Engineers are still deciding what to do with this and other vulnerable spaces in the long-term. O’Brien says possible solutions include elevating the fuel pumps—which may or may not be feasible, since the massive fuel tanks have to stay below ground—or putting dedicated water pumps in the room that would, in the event of flooding, at least buy the hospital some time while it searched for an alternate way of getting fuel to the generators.
Reconstruction is costing hundreds of millions of dollars, and has proved to be a series of compromises between what can be done now and what will have to wait for later. While some large systems are being moved out of the basement to higher ground, others, such as the air handlers that cool and heat the buildings, will stay put—and could be damaged in the next storm.
“The cost to move them, if they got damaged again, doesn’t justify moving them up higher,” O’Brien said. “Although it would be an inconvenience if they got flooded again, you wouldn’t have to shut the hospital down. At some point, you have to just make priorities, you just can’t move every single thing, it’s just not feasible.”
Bellevue’s reopening can’t come a minute too soon for nearby hospitals, many of whose E.R.’s were being slammed even before flu season. At Weill Cornell Medical Center on Manhattan's Upper East Side, the only other full-fledged “trauma center” in the area, CEO Dr. Steven Corwin said the increased E.R. patients were causing backups throughout the hospital.
Instead of the four-to six-hours that these patients normally wait for an inpatient bed, or the 10-hour-wait during the busier flu season, Corwin said, “We’re now seeing 12 or 13 hours to get a bed.”
Back at Bellevue, E.R. doctors say patients who otherwise might normally be held for observation are being discharged a little more readily—since there’s no place to keep them overnight. Many of these are low-income patients with relatively minor symptoms who come to the E.R. repeatedly for problems with their diabetes, high blood pressure or mental illness medication. Dr. Rajneesh Gulati says Sandy has forced Bellevue to do a better job getting them follow-up care—and has consequently accelerated an important trend in hospital care.

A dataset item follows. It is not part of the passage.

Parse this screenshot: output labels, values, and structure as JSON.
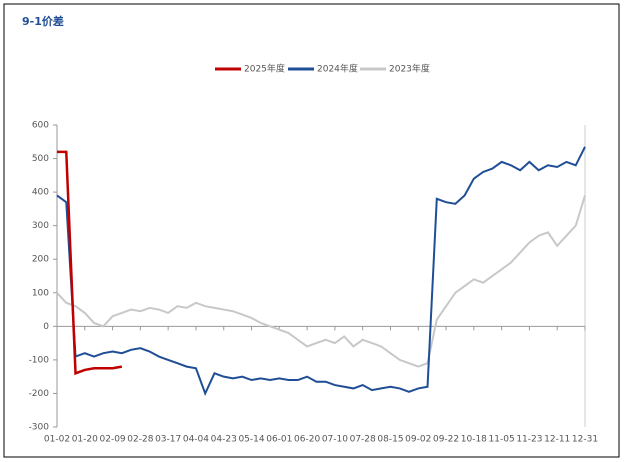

“Where in the past we might’ve had to wait two to three days for a routine follow-up, we’re trying to organize our primary care clinics, and get patients emergency access,” Gulati said. “Many of the patients I would’ve leaned toward admitting [for overnight stays], I can now safely discharge, knowing they have follow-up in the morning.”
Increasingly, Gulati said, this is the future, as hospitals get more and more pressure from the government to treat patients not in emergency rooms, but instead in clinics, where health officials say they will get better care at a lower cost.
“A good number of our patients visit the emergency room because they have no ability to find primary care,” he said. “As people get primary care, we hope they will be less sick and won’t have to visit the hospital as much.”